Any Nuggett is a storied artist and painter who was one of the four women who painted their homeland on the Ngurrara Canvas. During our time in the Kimberley Amy, her daughter Annette and grand daughters took his to her birthplace in the Great Sandy Desert - Purluwala, 150 kilometers South of Fitzroy Crossing. Purluwala is a jila or waterhole located between the sand ridges in the desert. She met her first white person when she was 13 years old having lived deep in the desert. Amy still returns to her jila to speak to the snake and pay her respects to Country.

Amy Nugget's Story from "Keeping Country"


Amy Nugget is one of 40 people and one of four women who painted the Ngurrara Canvas in 1997 as evidence of Native Title Claim for 82,000 square kilometers in the Big Sandy Desert. The Canvas was presented to the Government to answer three key questions necessary to regain ownership of this land:

  1. Prove our culture, our law, our traditional law

  2. Where we come from and who we are

  3. Where we walked the land


The 40 artists decided to paint the most important part of their home - their source of water in the desert. Called jilas, these permanent water holes wee the key to live in the Big Sandy Desert. And it was only after a prolonged drought in the late 1950s that forces Amy's clan the Walmajarri, to wander north towards the large cattle ranches where white Australians had leased grazing rights on the Crown Lands. Upon discovery the Walmajarri went to war on this ranches as servants and lost their country to the government until the Canvas was submitted as evidence.

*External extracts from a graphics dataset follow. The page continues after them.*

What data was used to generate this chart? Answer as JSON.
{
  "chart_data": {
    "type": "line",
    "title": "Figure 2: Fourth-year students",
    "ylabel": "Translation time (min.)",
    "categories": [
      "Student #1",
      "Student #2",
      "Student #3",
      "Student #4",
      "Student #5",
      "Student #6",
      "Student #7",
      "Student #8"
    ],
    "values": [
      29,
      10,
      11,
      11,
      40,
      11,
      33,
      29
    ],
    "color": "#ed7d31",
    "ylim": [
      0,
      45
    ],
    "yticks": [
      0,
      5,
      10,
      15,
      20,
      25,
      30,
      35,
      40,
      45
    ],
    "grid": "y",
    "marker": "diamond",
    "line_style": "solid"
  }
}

The lead plaintiff agains the government was Amy;s daughter Anette Kologo and we first met Anette and her mom at the Mangkaja Arts Resource Agency in April 2013. Dr John Bolton a pediatrician who worked for the Australian Medical Service introduces us to them and arranged Anette and Amy to take us to Purluwala. At the time we did not know of the canvas or Amy's role - she was just a very popular and important artist in the Fitzroy Crossing community and had done exhibits of her paintings all over Australia and Europe.


The painting below of her homeland is composed of the red lines representing the sand dunes in the Big Sandy, the circles are jilas that exist between the sand dunes that are around one kilometer apart, The dots and figures are bucsh tucker - the food of the desert that sustained Amy's clan for hundreds of generations. I actually bought this painting after retuning home in 2013. This painting along with others on my walls remind me of Amy and her life but also the role of country in one's identity.